20 November 2014
During a routine inspection
Letter from the Chief Inspector of General Practice
This is the report of findings from our inspection of Maghull Practice. The practice is registered with the CQC to provide primary care services. We undertook a planned, comprehensive inspection on 20 November 2014 and we spoke with patients, relatives, staff and the practice management team.
The practice was rated as Requires Improvement.
Our key findings were as follows:
- There were aspects of the service that needed improvement. The practice had a good track record for maintaining patient safety. Incidents and significant events were identified, investigated and reported, though improvements were required for the reporting of incidents. Lessons learnt were disseminated to staff. Improvements were required to ensure staff were safely recruited and records were maintained.
- There were some systems in place which supported GPs and other clinical staff to improve clinical outcomes for patients. However, there was a lack of local clinical audits, peer review and support to monitor and improve patient outcomes and experience. The high use of locum GPs caused anxiety and concern for patients. Care and treatment was not always considered in line with recognised best practice standards and guidelines and in line with current legislation.
- The practice was caring, staff treated patients with dignity and compassion.
- The service was responsive. The practice provided good care to its population taking into account their health and socio economic needs. Patients were listened to and feedback was acted upon. Complaints were managed appropriately.

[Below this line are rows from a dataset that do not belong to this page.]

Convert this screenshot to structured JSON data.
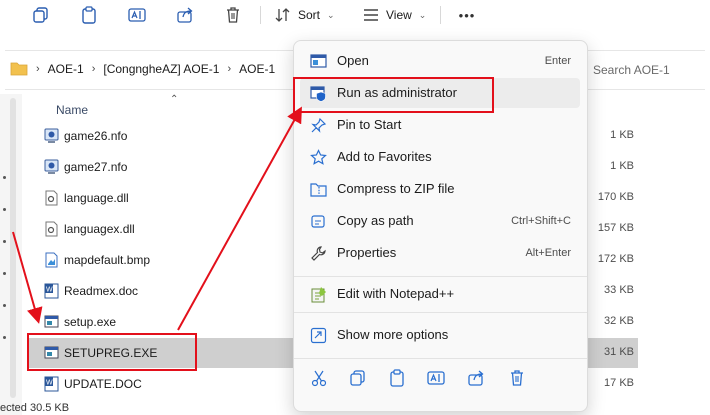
{
  "toolbar": {
    "sort_label": "Sort",
    "view_label": "View",
    "more_label": "•••"
  },
  "address": {
    "crumbs": [
      "AOE-1",
      "[CongngheAZ] AOE-1",
      "AOE-1"
    ],
    "search_placeholder": "Search AOE-1"
  },
  "file_list": {
    "name_header": "Name",
    "rows": [
      {
        "name": "game26.nfo",
        "size": "1 KB",
        "icon": "nfo-icon"
      },
      {
        "name": "game27.nfo",
        "size": "1 KB",
        "icon": "nfo-icon"
      },
      {
        "name": "language.dll",
        "size": "170 KB",
        "icon": "dll-icon"
      },
      {
        "name": "languagex.dll",
        "size": "157 KB",
        "icon": "dll-icon"
      },
      {
        "name": "mapdefault.bmp",
        "size": "172 KB",
        "icon": "bmp-icon"
      },
      {
        "name": "Readmex.doc",
        "size": "33 KB",
        "icon": "word-doc-icon"
      },
      {
        "name": "setup.exe",
        "size": "32 KB",
        "icon": "exe-icon"
      },
      {
        "name": "SETUPREG.EXE",
        "size": "31 KB",
        "icon": "exe-icon"
      },
      {
        "name": "UPDATE.DOC",
        "size": "17 KB",
        "icon": "word-doc-icon"
      }
    ]
  },
  "statusbar": {
    "text": "ected  30.5 KB"
  },
  "context_menu": {
    "items": [
      {
        "label": "Open",
        "shortcut": "Enter",
        "icon": "open-app-icon"
      },
      {
        "label": "Run as administrator",
        "shortcut": "",
        "icon": "shield-admin-icon"
      },
      {
        "label": "Pin to Start",
        "shortcut": "",
        "icon": "pin-icon"
      },
      {
        "label": "Add to Favorites",
        "shortcut": "",
        "icon": "star-icon"
      },
      {
        "label": "Compress to ZIP file",
        "shortcut": "",
        "icon": "zip-folder-icon"
      },
      {
        "label": "Copy as path",
        "shortcut": "Ctrl+Shift+C",
        "icon": "copy-path-icon"
      },
      {
        "label": "Properties",
        "shortcut": "Alt+Enter",
        "icon": "wrench-icon"
      },
      {
        "label": "Edit with Notepad++",
        "shortcut": "",
        "icon": "notepadpp-icon"
      },
      {
        "label": "Show more options",
        "shortcut": "",
        "icon": "show-more-icon"
      }
    ],
    "bottom_icons": [
      "cut-icon",
      "copy-icon",
      "paste-icon",
      "rename-icon",
      "share-icon",
      "delete-icon"
    ]
  },
  "colors": {
    "annotation_red": "#e3101b",
    "selection": "#cfcfcf",
    "accent_blue": "#1f4e9c"
  }
}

- Whilst there was good open and transparent leadership form the practice manager, improvements were required in terms of clinical leadership and support available to staff. Systems to monitor, evaluate and improve services required improving. Staff enjoyed working for the practice and felt supported and valued.
There were areas of practice where the provider needs to make improvements.
Action the provider MUST take to improve:
- Ensure the practice has suitable arrangements in place for obtaining and acting in accordance with consent of patients in relation to their care and treatment. Some staff did not have sufficient knowledge of the Mental Health Act 2003, the Mental Capacity Act 2005 and the Children’s Act 1989.
Action the provider SHOULD take to improve:
- Ensure full and complete required information relating to workers is obtained and held when recruiting staff. This must include a Disclosure and Barring Service (DBS) check for all staff with chaperoning responsibilities or a risk assessment to support their decision not to undertake this.
- Ensure that full and comprehensive records are made when serious events and incident occur to encourage learning and improvement.
- Staff should undertake chaperone training and records should be made when this is carried out for patients
- Ensure doctors have available emergency drugs for use in a patient’s home or a risk assessment in place supporting their decision not to have this.
- Have available the use of equipment such as pulse oximeters, defibrillators and oxygen for emergency treatments or a risk assessment in place supporting
- Ensure staff have appropriate support from a practice safeguarding lead person.
- Ensure there is a systematic programme of clinical and internal audit and that action is taken when improvements are identified.
- Ensure that all clinical equipment is PAT tested annually.
- They should review the high use of locum GPs at the practice to ensure patients receive consistency and continuity of care when attending appointments.